The GEB was created in 1902 and chartered by Congress in 1903. Its mission was to promote education throughout the United States “without distinction of race, sex or creed.” Specifically, the GEB focused on the education of African Americans in the South. The secretary of the new organization was Wallace Buttrick–a name that’s familiar to Vanderbilt alumni and friends. Chancellor James Kirkland quickly formed a relationship with Buttrick when he realized the possibilities that existed within the GEB.

Over the years the GEB donated more than $23 million to Vanderbilt–including, in 1928, the funds that built Garland, Buttrick and Calhoun halls, and more than $17 million to the medical school between 1914 and 1960.

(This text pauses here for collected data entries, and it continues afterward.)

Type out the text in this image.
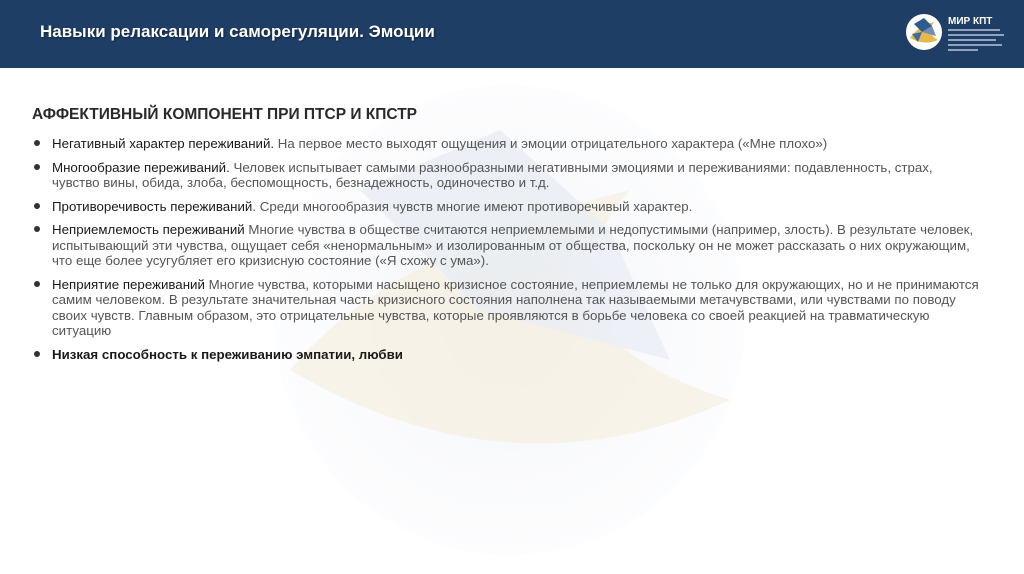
Навыки релаксации и саморегуляции. Эмоции
МИР КПТ
АФФЕКТИВНЫЙ КОМПОНЕНТ ПРИ ПТСР И КПСТР
Негативный характер переживаний. На первое место выходят ощущения и эмоции отрицательного характера («Мне плохо»)
Многообразие переживаний. Человек испытывает самыми разнообразными негативными эмоциями и переживаниями: подавленность, страх, чувство вины, обида, злоба, беспомощность, безнадежность, одиночество и т.д.
Противоречивость переживаний. Среди многообразия чувств многие имеют противоречивый характер.
Неприемлемость переживаний Многие чувства в обществе считаются неприемлемыми и недопустимыми (например, злость). В результате человек, испытывающий эти чувства, ощущает себя «ненормальным» и изолированным от общества, поскольку он не может рассказать о них окружающим, что еще более усугубляет его кризисную состояние («Я схожу с ума»).
Неприятие переживаний Многие чувства, которыми насыщено кризисное состояние, неприемлемы не только для окружающих, но и не принимаются самим человеком. В результате значительная часть кризисного состояния наполнена так называемыми метачувствами, или чувствами по поводу своих чувств. Главным образом, это отрицательные чувства, которые проявляются в борьбе человека со своей реакцией на травматическую ситуацию
Низкая способность к переживанию эмпатии, любви
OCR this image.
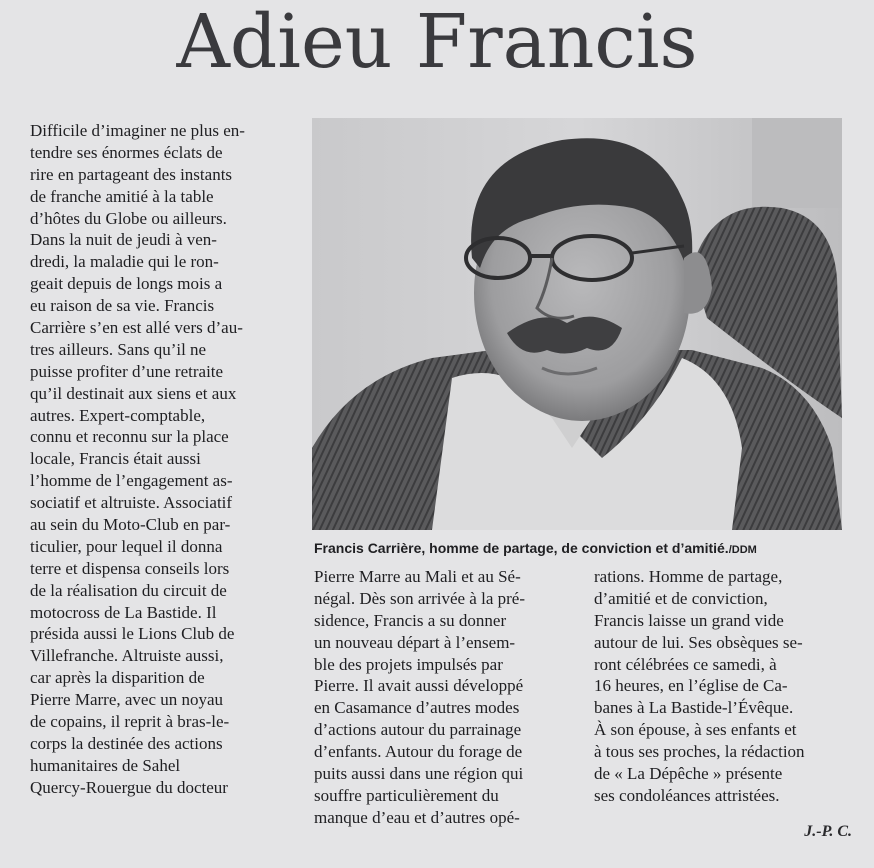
Adieu Francis
Difficile d’imaginer ne plus en-
tendre ses énormes éclats de
rire en partageant des instants
de franche amitié à la table
d’hôtes du Globe ou ailleurs.
Dans la nuit de jeudi à ven-
dredi, la maladie qui le ron-
geait depuis de longs mois a
eu raison de sa vie. Francis
Carrière s’en est allé vers d’au-
tres ailleurs. Sans qu’il ne
puisse profiter d’une retraite
qu’il destinait aux siens et aux
autres. Expert-comptable,
connu et reconnu sur la place
locale, Francis était aussi
l’homme de l’engagement as-
sociatif et altruiste. Associatif
au sein du Moto-Club en par-
ticulier, pour lequel il donna
terre et dispensa conseils lors
de la réalisation du circuit de
motocross de La Bastide. Il
présida aussi le Lions Club de
Villefranche. Altruiste aussi,
car après la disparition de
Pierre Marre, avec un noyau
de copains, il reprit à bras-le-
corps la destinée des actions
humanitaires de Sahel
Quercy-Rouergue du docteur
Francis Carrière, homme de partage, de conviction et d’amitié./DDM
Pierre Marre au Mali et au Sé-
négal. Dès son arrivée à la pré-
sidence, Francis a su donner
un nouveau départ à l’ensem-
ble des projets impulsés par
Pierre. Il avait aussi développé
en Casamance d’autres modes
d’actions autour du parrainage
d’enfants. Autour du forage de
puits aussi dans une région qui
souffre particulièrement du
manque d’eau et d’autres opé-
rations. Homme de partage,
d’amitié et de conviction,
Francis laisse un grand vide
autour de lui. Ses obsèques se-
ront célébrées ce samedi, à
16 heures, en l’église de Ca-
banes à La Bastide-l’Évêque.
À son épouse, à ses enfants et
à tous ses proches, la rédaction
de « La Dépêche » présente
ses condoléances attristées.
J.-P. C.
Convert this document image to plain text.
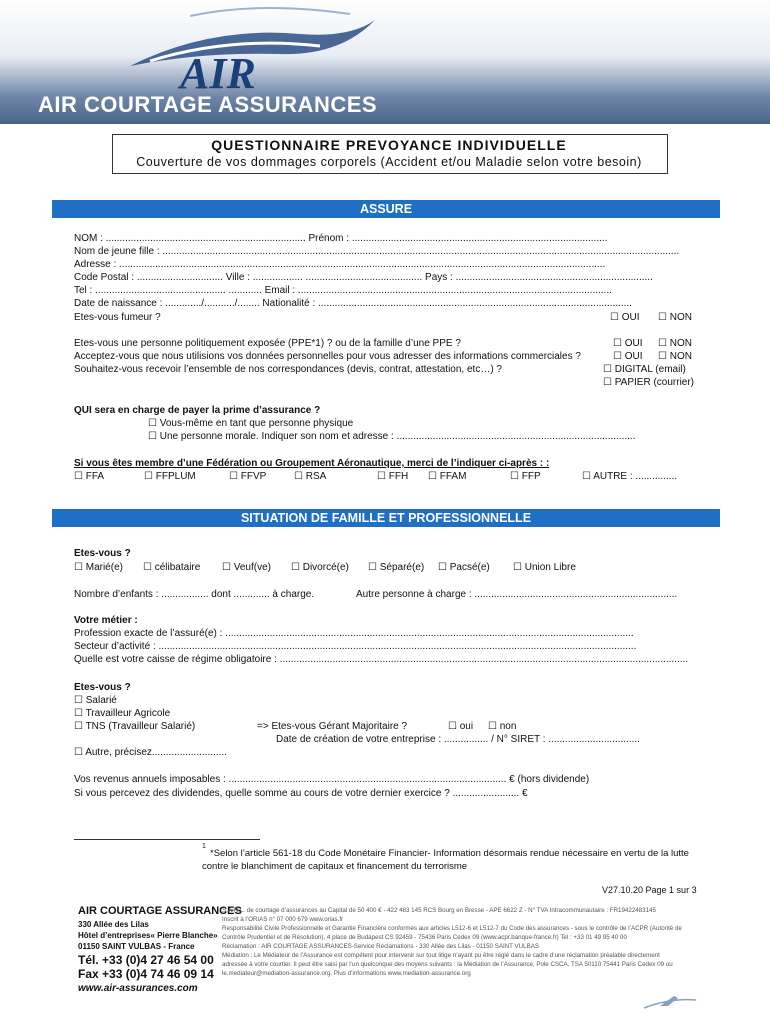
AIR
AIR COURTAGE ASSURANCES
QUESTIONNAIRE PREVOYANCE INDIVIDUELLE
Couverture de vos dommages corporels (Accident et/ou Maladie selon votre besoin)
ASSURE
NOM : ........................................................................ Prénom : ............................................................................................
Nom de jeune fille : ..........................................................................................................................................................................................
Adresse : ...............................................................................................................................................................................
Code Postal : ............................... Ville : .................. .......................................... Pays : .......................................................................
Tel : ............................................... ............ Email : .................................................................................................................
Date de naissance : ............./.........../........ Nationalité : .................................................................................................................
Etes-vous fumeur ?	☐ OUI ☐ NON
Etes-vous une personne politiquement exposée (PPE*1) ? ou de la famille d’une PPE ?	☐ OUI ☐ NON
Acceptez-vous que nous utilisions vos données personnelles pour vous adresser des informations commerciales ?	☐ OUI ☐ NON
Souhaitez-vous recevoir l’ensemble de nos correspondances (devis, contrat, attestation, etc…) ?	☐ DIGITAL (email)
☐ PAPIER (courrier)
QUI sera en charge de payer la prime d’assurance ?
☐ Vous-même en tant que personne physique
☐ Une personne morale. Indiquer son nom et adresse : ......................................................................................
Si vous êtes membre d’une Fédération ou Groupement Aéronautique, merci de l’indiquer ci-après : :
☐ FFA	☐ FFPLUM	☐ FFVP	☐ RSA	☐ FFH ☐ FFAM	☐ FFP	☐ AUTRE : ...............
SITUATION DE FAMILLE ET PROFESSIONNELLE
Etes-vous ?
☐ Marié(e) ☐ célibataire ☐ Veuf(ve) ☐ Divorcé(e) ☐ Séparé(e) ☐ Pacsé(e) ☐ Union Libre
Nombre d’enfants : ................. dont ............. à charge.	Autre personne à charge : .........................................................................
Votre métier :
Profession exacte de l’assuré(e) : ...................................................................................................................................................
Secteur d’activité : ............................................................................................................................................................................
Quelle est votre caisse de régime obligatoire : ...................................................................................................................................................
Etes-vous ?
☐ Salarié
☐ Travailleur Agricole
☐ TNS (Travailleur Salarié)	=> Etes-vous Gérant Majoritaire ?	☐ oui ☐ non
Date de création de votre entreprise : ................ / N° SIRET : .................................
☐ Autre, précisez...........................
Vos revenus annuels imposables : .................................................................................................... € (hors dividende)
Si vous percevez des dividendes, quelle somme au cours de votre dernier exercice ? ........................ €
1
*Selon l’article 561-18 du Code Monétaire Financier- Information désormais rendue nécessaire en vertu de la lutte
contre le blanchiment de capitaux et financement du terrorisme
V27.10.20 Page 1 sur 3
AIR COURTAGE ASSURANCES
330 Allée des Lilas
Hôtel d’entreprises« Pierre Blanche»
01150 SAINT VULBAS - France
Tél. +33 (0)4 27 46 54 00
Fax +33 (0)4 74 46 09 14
www.air-assurances.com
S.A.R.L. de courtage d’assurances au Capital de 50 400 € - 422 483 145 RCS Bourg en Bresse - APE 6622 Z - N° TVA Intracommunautaire : FR19422483145
Inscrit à l’ORIAS n° 07 000 679 www.orias.fr
Responsabilité Civile Professionnelle et Garantie Financière conformes aux articles L512-6 et L512-7 du Code des assurances - sous le contrôle de l’ACPR (Autorité de
Contrôle Prudentiel et de Résolution), 4 place de Budapest CS 92459 - 75436 Paris Cedex 09 (www.acpr.banque-france.fr) Tel : +33 01 49 95 40 00
Réclamation : AIR COURTAGE ASSURANCES-Service Réclamations - 330 Allée des Lilas - 01150 SAINT VULBAS
Médiation : Le Médiateur de l’Assurance est compétent pour intervenir sur tout litige n’ayant pu être réglé dans le cadre d’une réclamation préalable directement
adressée à votre courtier. Il peut être saisi par l’un quelconque des moyens suivants : la Médiation de l’Assurance, Pole CSCA, TSA 50110 75441 Paris Cedex 09 ou
le.mediateur@mediation-assurance.org. Plus d’informations www.mediation-assurance.org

In 1910 Abraham Flexner, a Kentucky schoolteacher and principal employed by the Carnegie Foundation to visit and report on medical schools in the United States and Canada, published a document focusing on the sorry state of medical education. The impact of the “Flexner Report” was felt around the country and resulted in the closure of many medical schools.

NursingStudents_1925era

Nursing school class in Mary Kirkland Hall shortly after the building’s 1925 completion, with funding provided by the Rockefeller Foundation.

In 1912 Flexner moved to the GEB to serve as secretary under Buttrick, who had been named president. By 1917 the GEB had committed $50 million to improving medical schools, especially in the South. Together, Flexner, Buttrick and Kirkland envisioned a new Vanderbilt Medical School with a research-oriented faculty attuned to meeting the special needs of the mostly poor, mostly rural South. In 1919 Kirkland secured $4 million to build the new facility–the GEB’s largest grant to a university up to that time. In just 10 years the GEB would invest another $10 million in the medical school.

In 1913 John D. Rockefeller Sr. created the Rockefeller Foundation with a mission to “promote the well-being of mankind throughout the world.” His son, John D. Rockefeller Jr., was one of the original leaders of the foundation.

One of the foundation’s lasting legacies was the funding it provided to the Vanderbilt School of Nursing. The school was created in 1908 but was not considered a part of Vanderbilt’s overall educational mission. At that time–especially in the South–nursing sometimes meant little more than housekeeping and was not a career of choice for prominent young women.

By 1925 Canby Robinson, dean of the medical school, envisioned a much-improved nursing school to complement the new medical school. He turned to the Rockefeller Foundation, which gave two grants–one to upgrade the existing school and one (shared with Peabody College) for a joint public health nursing program. The foundation made other significant contributions to the School of Nursing in 1930 and 1937.

Individually, the Rockefellers have also been more than generous when it comes to Vanderbilt. Today’s Divinity School benefited greatly from a gift John D. Jr. made to the School of Religion in 1925. Winthrop Rockefeller bequeathed $500,000 to Vanderbilt upon his death. And countless other gifts have impacted the university. From research advances to scholarship support to the physical beauty of the campus, Vanderbilt is much indebted to the Rockefeller family.

John D. Rockefeller Sr. is credited with helping to shape philanthropy in America as we know it today. His systematic approach of identifying targets through various foundations has had a major effect on medicine, education and scientific research. During his lifetime it is estimated that he gave away $550 million. So while Vanderbilt owes its origins and its name to the Commodore, it certainly owes a much larger debt to a man whose statue or portrait is nowhere to be found.